Friday, December 11, 2009

Gives new meaning to "Don't use the good towels, they're for the guests"

I'm giving you fair warning...my post today is totally going to be "over-sharing". Really.

So if you're like easily offended or would rather not think about people you know having sex, then stop reading.

Seriously....

STOP.

Okay, so now for all you sickos out there who kept on reading (and really, you're the fun ones...just don't tell all the people who aren't reading anymore! heeheehee), let me tell you a little about how my day started.

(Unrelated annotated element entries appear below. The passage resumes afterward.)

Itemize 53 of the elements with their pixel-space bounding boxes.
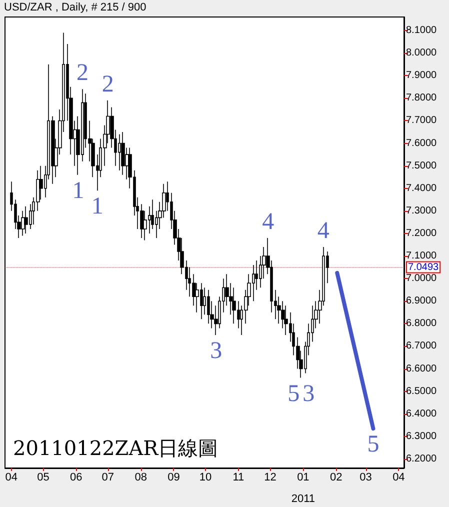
x-tick-label: 08 bbox=[134, 472, 147, 484]
x-tick-label: 07 bbox=[102, 472, 114, 484]
candlestick bbox=[24, 206, 28, 234]
x-tick-label: 03 bbox=[360, 472, 372, 484]
candlestick bbox=[121, 132, 125, 176]
annotation: 4 bbox=[317, 218, 330, 244]
y-tick-label: 6.6000 bbox=[406, 363, 438, 374]
x-tick-label: 02 bbox=[330, 472, 342, 484]
x-tick-label: 01 bbox=[297, 472, 310, 484]
y-tick-label: 8.1000 bbox=[406, 25, 438, 36]
x-tick-label: 11 bbox=[232, 472, 244, 484]
y-tick-label: 7.4000 bbox=[406, 182, 438, 194]
y-tick-label: 7.5000 bbox=[406, 160, 438, 172]
x-tick-label: 04 bbox=[5, 472, 18, 484]
y-tick-label: 7.9000 bbox=[406, 70, 438, 82]
y-tick-label: 7.3000 bbox=[406, 205, 438, 216]
y-tick-label: 7.1000 bbox=[406, 250, 438, 262]
chart-title: USD/ZAR , Daily, # 215 / 900 bbox=[4, 2, 146, 14]
x-tick-label: 04 bbox=[392, 472, 405, 484]
candlestick bbox=[118, 134, 121, 171]
y-tick-label: 6.4000 bbox=[406, 408, 438, 420]
y-tick-label: 7.2000 bbox=[406, 228, 438, 239]
candlestick bbox=[21, 210, 25, 236]
annotation: 4 bbox=[262, 208, 274, 235]
annotation: 3 bbox=[210, 338, 222, 364]
y-tick-label: 7.0000 bbox=[406, 273, 438, 284]
x-axis-title: 2011 bbox=[291, 493, 316, 505]
annotation: 5 bbox=[367, 432, 380, 458]
y-tick-label: 6.5000 bbox=[406, 386, 438, 397]
annotation: 2 bbox=[76, 60, 88, 86]
x-tick-label: 12 bbox=[264, 472, 276, 484]
y-tick-label: 7.7000 bbox=[406, 115, 438, 126]
x-tick-label: 05 bbox=[37, 472, 50, 484]
annotation: 20110122ZAR日線圖 bbox=[13, 436, 218, 460]
x-tick-label: 09 bbox=[168, 472, 180, 484]
y-tick-label: 6.8000 bbox=[406, 318, 438, 330]
annotation: 1 bbox=[91, 194, 104, 220]
y-tick-label: 6.9000 bbox=[406, 296, 438, 307]
annotation: 5 bbox=[288, 380, 300, 407]
annotation: 1 bbox=[72, 178, 84, 204]
annotation: 2 bbox=[102, 71, 114, 98]
y-tick-label: 7.6000 bbox=[406, 138, 438, 149]
y-tick-label: 6.2000 bbox=[406, 453, 438, 464]
y-tick-label: 6.3000 bbox=[406, 430, 438, 442]
x-tick-label: 06 bbox=[70, 472, 82, 484]
y-tick-label: 7.8000 bbox=[406, 92, 438, 104]
annotation: 3 bbox=[302, 380, 315, 407]
candlestick bbox=[207, 289, 210, 324]
x-tick-label: 10 bbox=[199, 472, 212, 484]
ref-line-label: 7.0493 bbox=[408, 262, 440, 273]
y-tick-label: 8.0000 bbox=[406, 48, 438, 59]
y-tick-label: 6.7000 bbox=[406, 340, 438, 352]
candlestick bbox=[232, 287, 236, 324]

It began as most Fridays do...with a little "Friday fun time" for me and the husband (even though he was totally an asshole over the Christmas tree thing--hey, what can I say, my defenses are down before coffee). Anyway, so that's all well and good...even though I hate morning sex. I know, I know....most people love it. Me? Not so much--I spend most of the time thinking about how I need to brush my teeth and wondering if I have morning breath.

But I digress....

Okay, so everything's done and I head to the bathroom to get showered and ready for the day. My husband walks in behind me to...*ahem*...how to say this fairly delicately?? Um....how about this: "clean the man parts". Which he proceeds to do using disposable tissue. No problem, right? Ooooh...just wait. So after he uses the disposable stuff, he apparently decides that the man parts just aren't clean enough and proceeds to USE THE WASHCLOTH ON THE EDGE OF THE TUB!

Yes, he totally did.

He totally wiped his man funk on the washcloth I use to clean my body with!!!! Not to mention--MY FACE!!!

What. The. Fuck. Dude.

I was all, "What the hell are you doing? Did you just wipe man funk on the washcloth I was going to use to SHOWER with??" and he was all "Oh, yeah....I guess I did" and I was like, "GUESS?!?! You GUESS?!?! I just totally watched you do it asshole!!!" and he was like, "Okay, jeez...chill out, I'll get you another one"

"Chill out?? Really?? That's your advice here?? Chill out. Okay, sure no problem...and when I have jizz on my face at work, with children and their parents, I'll just tell them to CHILL OUT!"

Oh. My. God.

I wonder what else he's used to "clean up"?

*retch*

I think I just threw up a little bit in my mouth.